1. oldscout

    oldscout TrainBoard Member

    Does anyone have a way of figuring what wire size is when the spool or the wire is not marked. I recieved several spools of wire from my dad and the wire is not marked and he does not remember what the sizes where. The wire looks to be bigger in diamiter than the Kato power leads.
  2. mhampton

    mhampton TrainBoard Member

    Use whatever tool you have available that can accurately measure the diameter of the bare wire and then consult a conversion table.
  3. COverton

    COverton TrainBoard Member

    Maybe a cheap caliper tool would help. They can be had for a few dollars at tools outlets. However, if you have wire that is about 1/32" thick, that would be fine for feeders up to the rails here and there along your track system, provided they don't exceed about 18" in length and will never have to conduct more than a couple of amps for any great length of time. Once you get into a continuous 5-8 amp throughput, you would want 16 gauge and on down to about 12 gague, whatever you have on hand that is in good condition.

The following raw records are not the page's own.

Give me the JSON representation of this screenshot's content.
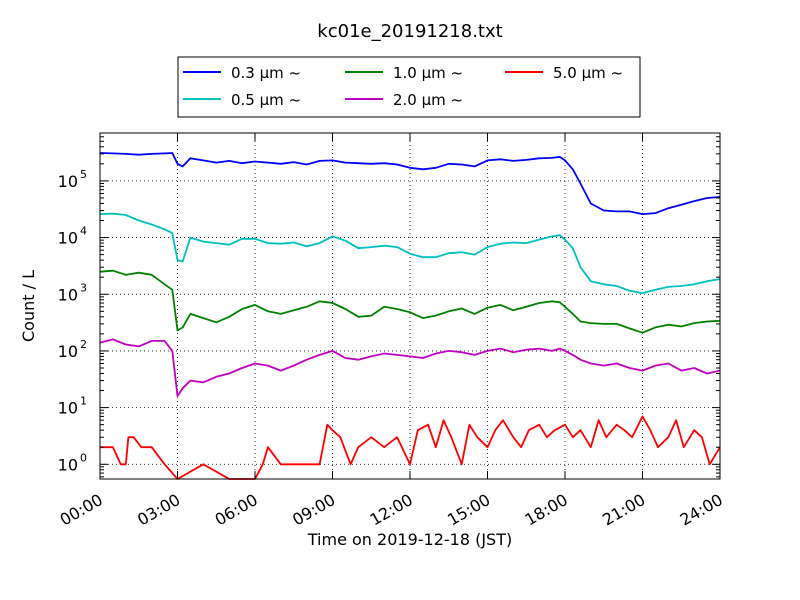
{
  "chart_data": {
    "type": "line",
    "title": "kc01e_20191218.txt",
    "xlabel": "Time on 2019-12-18 (JST)",
    "ylabel": "Count / L",
    "x_unit": "hour",
    "xlim": [
      0,
      24
    ],
    "ylim": [
      0.55,
      700000
    ],
    "yscale": "log",
    "grid": true,
    "legend_position": "top-center",
    "x_ticks": [
      {
        "value": 0,
        "label": "00:00"
      },
      {
        "value": 3,
        "label": "03:00"
      },
      {
        "value": 6,
        "label": "06:00"
      },
      {
        "value": 9,
        "label": "09:00"
      },
      {
        "value": 12,
        "label": "12:00"
      },
      {
        "value": 15,
        "label": "15:00"
      },
      {
        "value": 18,
        "label": "18:00"
      },
      {
        "value": 21,
        "label": "21:00"
      },
      {
        "value": 24,
        "label": "24:00"
      }
    ],
    "y_ticks": [
      {
        "value": 1,
        "base": "10",
        "exp": "0"
      },
      {
        "value": 10,
        "base": "10",
        "exp": "1"
      },
      {
        "value": 100,
        "base": "10",
        "exp": "2"
      },
      {
        "value": 1000,
        "base": "10",
        "exp": "3"
      },
      {
        "value": 10000,
        "base": "10",
        "exp": "4"
      },
      {
        "value": 100000,
        "base": "10",
        "exp": "5"
      }
    ],
    "series": [
      {
        "name": "0.3 µm  ~",
        "color": "#0000ff",
        "x": [
          0,
          0.5,
          1,
          1.5,
          2,
          2.5,
          2.8,
          3.0,
          3.2,
          3.5,
          4,
          4.5,
          5,
          5.5,
          6,
          6.5,
          7,
          7.5,
          8,
          8.5,
          9,
          9.5,
          10,
          10.5,
          11,
          11.5,
          12,
          12.5,
          13,
          13.5,
          14,
          14.5,
          15,
          15.5,
          16,
          16.5,
          17,
          17.5,
          17.8,
          18,
          18.3,
          18.6,
          19,
          19.5,
          20,
          20.5,
          21,
          21.5,
          22,
          22.5,
          23,
          23.5,
          24
        ],
        "y": [
          310000,
          305000,
          300000,
          290000,
          300000,
          305000,
          310000,
          200000,
          180000,
          250000,
          230000,
          210000,
          225000,
          205000,
          220000,
          210000,
          200000,
          215000,
          195000,
          225000,
          230000,
          210000,
          205000,
          200000,
          205000,
          195000,
          170000,
          160000,
          170000,
          200000,
          195000,
          180000,
          230000,
          240000,
          225000,
          235000,
          250000,
          255000,
          265000,
          230000,
          160000,
          90000,
          40000,
          30000,
          29000,
          29000,
          26000,
          27000,
          33000,
          38000,
          44000,
          50000,
          52000
        ]
      },
      {
        "name": "0.5 µm  ~",
        "color": "#00bfbf",
        "x": [
          0,
          0.5,
          1,
          1.5,
          2,
          2.5,
          2.8,
          3.0,
          3.2,
          3.5,
          4,
          4.5,
          5,
          5.5,
          6,
          6.5,
          7,
          7.5,
          8,
          8.5,
          9,
          9.5,
          10,
          10.5,
          11,
          11.5,
          12,
          12.5,
          13,
          13.5,
          14,
          14.5,
          15,
          15.5,
          16,
          16.5,
          17,
          17.5,
          17.8,
          18,
          18.3,
          18.6,
          19,
          19.5,
          20,
          20.5,
          21,
          21.5,
          22,
          22.5,
          23,
          23.5,
          24
        ],
        "y": [
          26000,
          26500,
          25000,
          20000,
          17000,
          14000,
          12000,
          4000,
          3800,
          10000,
          8500,
          8000,
          7500,
          9500,
          9500,
          8000,
          7800,
          8200,
          7000,
          8000,
          10500,
          8800,
          6500,
          6800,
          7200,
          6800,
          5200,
          4500,
          4500,
          5300,
          5500,
          5000,
          6800,
          7800,
          8200,
          8000,
          9200,
          10500,
          11000,
          9200,
          6500,
          3000,
          1700,
          1500,
          1400,
          1150,
          1050,
          1200,
          1350,
          1400,
          1500,
          1700,
          1850
        ]
      },
      {
        "name": "1.0 µm  ~",
        "color": "#008000",
        "x": [
          0,
          0.5,
          1,
          1.5,
          2,
          2.5,
          2.8,
          3.0,
          3.2,
          3.5,
          4,
          4.5,
          5,
          5.5,
          6,
          6.5,
          7,
          7.5,
          8,
          8.5,
          9,
          9.5,
          10,
          10.5,
          11,
          11.5,
          12,
          12.5,
          13,
          13.5,
          14,
          14.5,
          15,
          15.5,
          16,
          16.5,
          17,
          17.5,
          17.8,
          18,
          18.3,
          18.6,
          19,
          19.5,
          20,
          20.5,
          21,
          21.5,
          22,
          22.5,
          23,
          23.5,
          24
        ],
        "y": [
          2500,
          2600,
          2200,
          2400,
          2200,
          1500,
          1200,
          230,
          260,
          450,
          380,
          320,
          400,
          550,
          650,
          500,
          450,
          520,
          600,
          750,
          700,
          550,
          400,
          420,
          600,
          550,
          480,
          380,
          420,
          500,
          560,
          450,
          580,
          650,
          520,
          600,
          700,
          750,
          720,
          600,
          450,
          330,
          310,
          300,
          300,
          250,
          210,
          260,
          290,
          270,
          310,
          330,
          340
        ]
      },
      {
        "name": "2.0 µm  ~",
        "color": "#bf00bf",
        "x": [
          0,
          0.5,
          1,
          1.5,
          2,
          2.5,
          2.8,
          3.0,
          3.2,
          3.5,
          4,
          4.5,
          5,
          5.5,
          6,
          6.5,
          7,
          7.5,
          8,
          8.5,
          9,
          9.5,
          10,
          10.5,
          11,
          11.5,
          12,
          12.5,
          13,
          13.5,
          14,
          14.5,
          15,
          15.5,
          16,
          16.5,
          17,
          17.5,
          17.8,
          18,
          18.3,
          18.6,
          19,
          19.5,
          20,
          20.5,
          21,
          21.5,
          22,
          22.5,
          23,
          23.5,
          24
        ],
        "y": [
          140,
          160,
          130,
          120,
          150,
          150,
          100,
          16,
          22,
          30,
          28,
          35,
          40,
          50,
          60,
          55,
          45,
          55,
          70,
          85,
          100,
          75,
          70,
          80,
          90,
          85,
          80,
          75,
          90,
          100,
          95,
          85,
          100,
          110,
          95,
          105,
          110,
          100,
          110,
          100,
          85,
          70,
          60,
          55,
          60,
          50,
          45,
          55,
          60,
          45,
          50,
          40,
          45
        ]
      },
      {
        "name": "5.0 µm  ~",
        "color": "#ff0000",
        "x": [
          0,
          0.5,
          0.8,
          1,
          1.1,
          1.3,
          1.6,
          2,
          2.5,
          3,
          4,
          5,
          6,
          6.3,
          6.5,
          7,
          8,
          8.5,
          8.8,
          9,
          9.3,
          9.7,
          10,
          10.5,
          11,
          11.5,
          12,
          12.3,
          12.7,
          13,
          13.3,
          13.6,
          14,
          14.3,
          14.6,
          15,
          15.3,
          15.6,
          16,
          16.3,
          16.6,
          17,
          17.3,
          17.6,
          18,
          18.3,
          18.6,
          19,
          19.3,
          19.6,
          20,
          20.3,
          20.6,
          21,
          21.3,
          21.6,
          22,
          22.3,
          22.6,
          23,
          23.3,
          23.6,
          24
        ],
        "y": [
          2,
          2,
          1,
          1,
          3,
          3,
          2,
          2,
          1,
          0.5,
          1,
          0.5,
          0.5,
          1,
          2,
          1,
          1,
          1,
          5,
          4,
          3,
          1,
          2,
          3,
          2,
          3,
          1,
          4,
          5,
          2,
          6,
          3,
          1,
          5,
          3,
          2,
          4,
          6,
          3,
          2,
          4,
          5,
          3,
          4,
          5,
          3,
          4,
          2,
          6,
          3,
          5,
          4,
          3,
          7,
          4,
          2,
          3,
          6,
          2,
          4,
          3,
          1,
          2
        ]
      }
    ]
  }
}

    It isn't the voltage so much as the heat produced in the wire due to amperage that should worry you. If the wire gets so hot that it makes its insulation burned and brittle, and that insulation flakes away, you could have wires touch each other and create a hot short. However, the voltage IS important because you don't want severe voltage losses by making the power run though tiny wires that act like resistors. As your intended voltage to the rails drops, so will your locomotive's ability to work for you. So, don't scrimp on wire, particularly the quality and the gauge.

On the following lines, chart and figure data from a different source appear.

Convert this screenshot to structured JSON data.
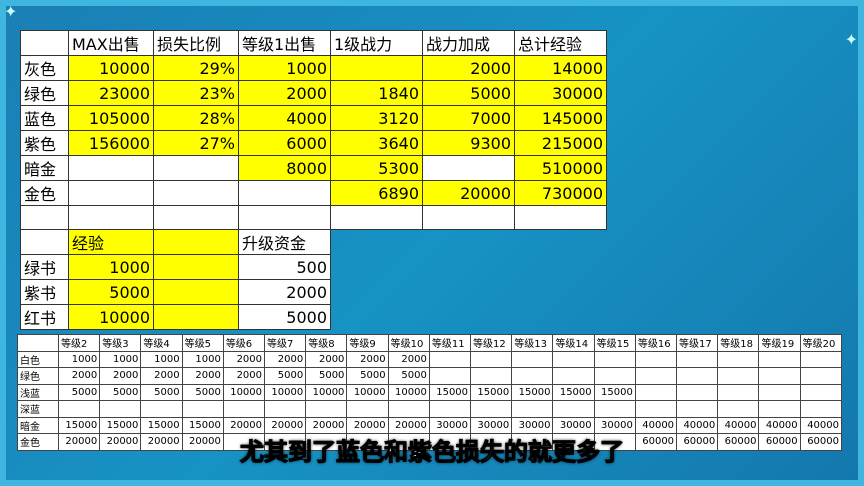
{
  "main_table": {
    "headers": [
      "",
      "MAX出售",
      "损失比例",
      "等级1出售",
      "1级战力",
      "战力加成",
      "总计经验"
    ],
    "rows": [
      {
        "label": "灰色",
        "cells": [
          "10000",
          "29%",
          "1000",
          "",
          "2000",
          "14000"
        ],
        "yellow": [
          1,
          1,
          1,
          1,
          1,
          1
        ]
      },
      {
        "label": "绿色",
        "cells": [
          "23000",
          "23%",
          "2000",
          "1840",
          "5000",
          "30000"
        ],
        "yellow": [
          1,
          1,
          1,
          1,
          1,
          1
        ]
      },
      {
        "label": "蓝色",
        "cells": [
          "105000",
          "28%",
          "4000",
          "3120",
          "7000",
          "145000"
        ],
        "yellow": [
          1,
          1,
          1,
          1,
          1,
          1
        ]
      },
      {
        "label": "紫色",
        "cells": [
          "156000",
          "27%",
          "6000",
          "3640",
          "9300",
          "215000"
        ],
        "yellow": [
          1,
          1,
          1,
          1,
          1,
          1
        ]
      },
      {
        "label": "暗金",
        "cells": [
          "",
          "",
          "8000",
          "5300",
          "",
          "510000"
        ],
        "yellow": [
          0,
          0,
          1,
          1,
          0,
          1
        ]
      },
      {
        "label": "金色",
        "cells": [
          "",
          "",
          "",
          "6890",
          "20000",
          "730000"
        ],
        "yellow": [
          0,
          0,
          0,
          1,
          1,
          1
        ]
      },
      {
        "label": "",
        "cells": [
          "",
          "",
          "",
          "",
          "",
          ""
        ],
        "yellow": [
          0,
          0,
          0,
          0,
          0,
          0
        ]
      }
    ]
  },
  "book_table": {
    "headers": [
      "",
      "经验",
      "",
      "升级资金"
    ],
    "rows": [
      {
        "label": "绿书",
        "exp": "1000",
        "fund": "500"
      },
      {
        "label": "紫书",
        "exp": "5000",
        "fund": "2000"
      },
      {
        "label": "红书",
        "exp": "10000",
        "fund": "5000"
      }
    ]
  },
  "level_table": {
    "headers": [
      "",
      "等级2",
      "等级3",
      "等级4",
      "等级5",
      "等级6",
      "等级7",
      "等级8",
      "等级9",
      "等级10",
      "等级11",
      "等级12",
      "等级13",
      "等级14",
      "等级15",
      "等级16",
      "等级17",
      "等级18",
      "等级19",
      "等级20"
    ],
    "rows": [
      {
        "label": "白色",
        "cells": [
          "1000",
          "1000",
          "1000",
          "1000",
          "2000",
          "2000",
          "2000",
          "2000",
          "2000",
          "",
          "",
          "",
          "",
          "",
          "",
          "",
          "",
          "",
          ""
        ]
      },
      {
        "label": "绿色",
        "cells": [
          "2000",
          "2000",
          "2000",
          "2000",
          "2000",
          "5000",
          "5000",
          "5000",
          "5000",
          "",
          "",
          "",
          "",
          "",
          "",
          "",
          "",
          "",
          ""
        ]
      },
      {
        "label": "浅蓝",
        "cells": [
          "5000",
          "5000",
          "5000",
          "5000",
          "10000",
          "10000",
          "10000",
          "10000",
          "10000",
          "15000",
          "15000",
          "15000",
          "15000",
          "15000",
          "",
          "",
          "",
          "",
          ""
        ]
      },
      {
        "label": "深蓝",
        "cells": [
          "",
          "",
          "",
          "",
          "",
          "",
          "",
          "",
          "",
          "",
          "",
          "",
          "",
          "",
          "",
          "",
          "",
          "",
          ""
        ]
      },
      {
        "label": "暗金",
        "cells": [
          "15000",
          "15000",
          "15000",
          "15000",
          "20000",
          "20000",
          "20000",
          "20000",
          "20000",
          "30000",
          "30000",
          "30000",
          "30000",
          "30000",
          "40000",
          "40000",
          "40000",
          "40000",
          "40000"
        ]
      },
      {
        "label": "金色",
        "cells": [
          "20000",
          "20000",
          "20000",
          "20000",
          "",
          "",
          "",
          "",
          "",
          "",
          "",
          "",
          "",
          "",
          "60000",
          "60000",
          "60000",
          "60000",
          "60000"
        ]
      }
    ]
  },
  "subtitle": "尤其到了蓝色和紫色损失的就更多了",
  "colors": {
    "yellow": "#ffff00",
    "background": "#1584b8"
  }
}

    If you think you might need a bus to run under your layout, off of which will come the feeders, you shouldn't use much higher than 12-14 gauge, again depending on the requirements you have in mind. 12 gauge is household socket wiring typically, and is good for 18 amp continuous.
  4. jdetray

    jdetray TrainBoard Member

  5. Hytec

    Hytec TrainBoard Member

    Oldscout, a cheap wire stripper will show you the approximate size of wire. I have a tool for crimping connectors that includes three strippers in the handle, 14-16, 18-20, and 22-24 AWG. You should find one at a hardware store, possibly Home Depot or Lowe's. Mine is the second on the left in the photo. It may be cheap, but it has served me well for many years.